Restoring Dell's Recovery MBR in order to restore Windows XP and older

After we decided to reinstall Windows XP on my mother's computer, I had told her the best way was to use the Dell recovery partition which only takes 10 minutes and restores Windows back to how it was when it was shipped, but all of the other apps that came with it. We had left the Dell recovery partitions intact, but we had dual-booted her with Ubuntu a few years ago which was on another drive.

So, after quite a few attempts to push Ctrl-F11 to enter Dell's recovery mode that didn't work, I did a bit of digging and realized that we had replaced Dell's custom MBR when we installed Ubuntu. This custom MBR captures the Ctrl-F11, switches some partition flags around, and boots into a small utility partition on the front of the drive that presents a menu to restore the recovery partition onto the drive.

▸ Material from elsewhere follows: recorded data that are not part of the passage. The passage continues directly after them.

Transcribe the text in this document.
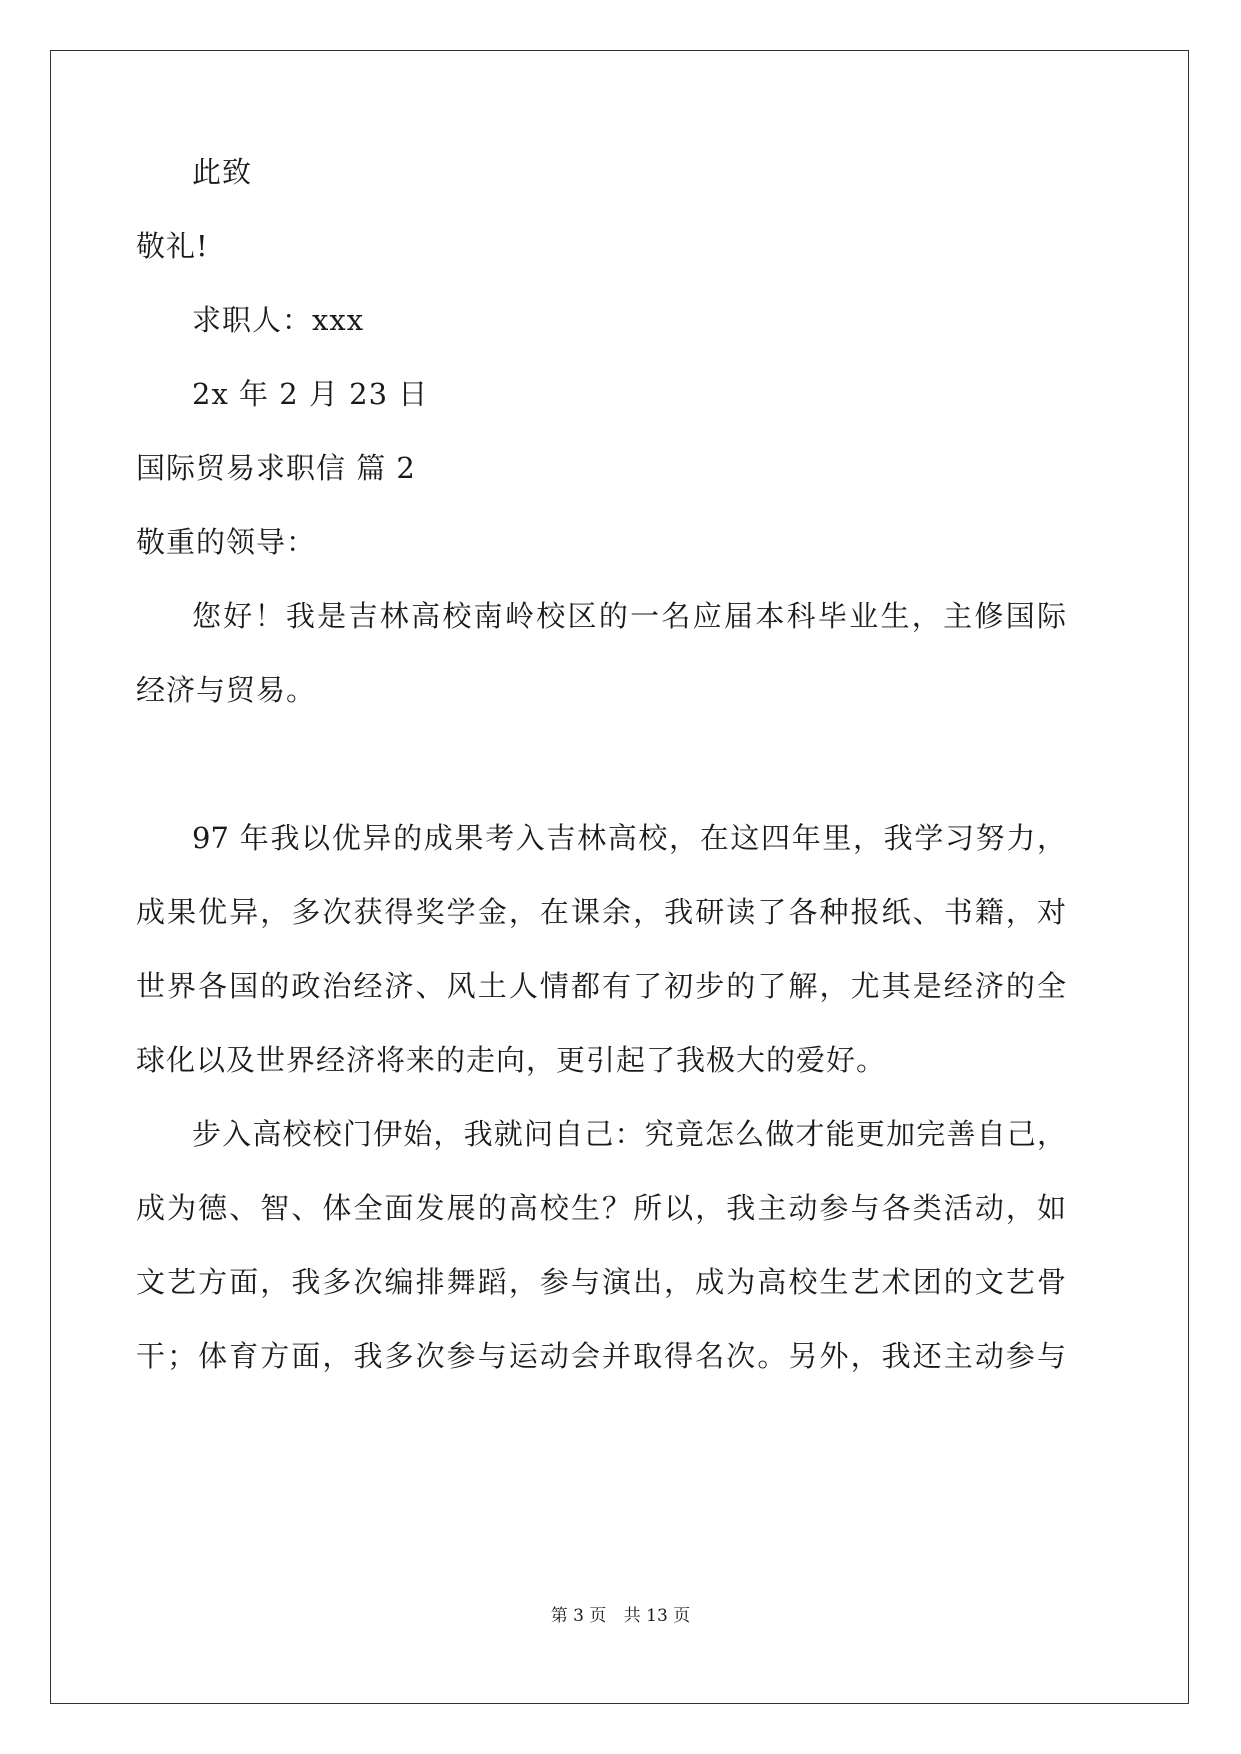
此致
敬礼!
求职人：xxx
2x 年 2 月 23 日
国际贸易求职信 篇 2
敬重的领导：
您好！我是吉林高校南岭校区的一名应届本科毕业生，主修国际
经济与贸易。
97 年我以优异的成果考入吉林高校，在这四年里，我学习努力，
成果优异，多次获得奖学金，在课余，我研读了各种报纸、书籍，对
世界各国的政治经济、风土人情都有了初步的了解，尤其是经济的全
球化以及世界经济将来的走向，更引起了我极大的爱好。
步入高校校门伊始，我就问自己：究竟怎么做才能更加完善自己，
成为德、智、体全面发展的高校生？所以，我主动参与各类活动，如
文艺方面，我多次编排舞蹈，参与演出，成为高校生艺术团的文艺骨
干；体育方面，我多次参与运动会并取得名次。另外，我还主动参与
第 3 页 共 13 页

So, after some reading about changing the partition flags myself, and trying to run the recovery executable myself, I ran across the web site listed below which described how Dell's recovery process worked and included a utility that he wrote himself to fix/restore the Dell MBR. Downloaded the utility, burned a provided ISO to boot into a DOS like mode, ran the utiltity in analysis mode which confirmed the MBR was gone but other partitions were intact, reran the utility with the fix switch, rebooted, pressed Ctrl-F11, and it worked. A couple minutes later, my mother was restoring her drive.